Sarah's Summer Shandy

one part sparkling lemonade one part low brow lager (PBR me ASAP) one glass of ice

<<< Entertaining a smaller crowd? Up the ante with one part homemade lemonade, one part seltzer, two parts micro brew pale ale, and a skinny slice of lemon over ice >>>

It's a New Year

With a January birthday I'm blessed with an alternate new year. After losing my way on resolution road, I really embrace this opportunity for a new direction. I know it's only 3 weeks later, and really I do begin with the best intentions. But then I get a little lazy. And distracted. Then I turn another year older. Yikes! Focus. Here goes...

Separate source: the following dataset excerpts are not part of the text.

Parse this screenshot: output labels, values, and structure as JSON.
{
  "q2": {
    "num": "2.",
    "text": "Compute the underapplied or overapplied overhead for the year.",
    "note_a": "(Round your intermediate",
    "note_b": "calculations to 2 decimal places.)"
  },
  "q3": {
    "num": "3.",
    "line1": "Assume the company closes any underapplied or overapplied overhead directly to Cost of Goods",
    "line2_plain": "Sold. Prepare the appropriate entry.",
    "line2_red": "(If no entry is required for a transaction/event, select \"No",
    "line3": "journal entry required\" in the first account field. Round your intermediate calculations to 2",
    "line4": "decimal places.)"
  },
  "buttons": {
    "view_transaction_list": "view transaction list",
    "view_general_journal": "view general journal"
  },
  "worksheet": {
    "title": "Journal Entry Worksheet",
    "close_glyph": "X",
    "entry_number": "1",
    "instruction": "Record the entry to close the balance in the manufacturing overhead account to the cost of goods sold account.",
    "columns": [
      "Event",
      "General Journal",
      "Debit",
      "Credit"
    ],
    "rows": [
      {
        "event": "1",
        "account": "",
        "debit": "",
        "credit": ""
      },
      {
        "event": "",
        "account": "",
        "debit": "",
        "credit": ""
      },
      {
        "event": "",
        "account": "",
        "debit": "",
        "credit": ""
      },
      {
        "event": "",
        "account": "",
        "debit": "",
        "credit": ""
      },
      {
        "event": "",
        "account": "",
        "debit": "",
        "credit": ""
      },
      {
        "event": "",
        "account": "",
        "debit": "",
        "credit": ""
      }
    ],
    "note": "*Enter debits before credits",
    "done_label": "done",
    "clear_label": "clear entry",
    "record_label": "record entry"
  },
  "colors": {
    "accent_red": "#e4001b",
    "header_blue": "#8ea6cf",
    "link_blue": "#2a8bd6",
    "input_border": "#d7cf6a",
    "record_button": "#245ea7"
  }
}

My life is not perfect, but it's perfect for me. We laugh and we yell. We kiss and we fight. This house of testosterone is a total blast and I'm so glad that I can be their queen bee. Even though I'm awkward and accident prone, I try to juggle about a million balls at a time. Do I need to tell you that it doesn't always work? Oh well. I gave up on perfection a while ago. I prefer eccentricity.

For this year...(in a nutshell): keep up the exercise. drop the diet coke. write. a lot. set aside time for truly fine. write some more. make some new money. nest. love. box. smile. drink damn fine coffee.

Merry Inspiration

I'm pleased to share a coffee table book I received for Christmas...30,000 years of art...which is quite beautiful. I find myself drawn to the usual suspects like Rothko, Klee, Matisse, as well as ancient, primitive works. So modern! It's especially nice to see one of my favorite works from SDMA, by Juan Sanchez Cotan, it's called Still-life with Quince, Cabbage, Melon and Cucumber. I'm particularly drawn to a good still life and THIS is perfection.

Gratitude

In this stressful time (globally) I'm making an effort to be more grateful. I've always been driven by the "little things" and feel it might provide me a better perspective if I make these acknowledgements known.

I'm thankful for the beautiful view from my backyard, classic fragrances by Jo Malone, great children's books like The Big Orange Splot, by D. Manus Pinkwater, and man-size safety glasses that turn boys into super-heroes.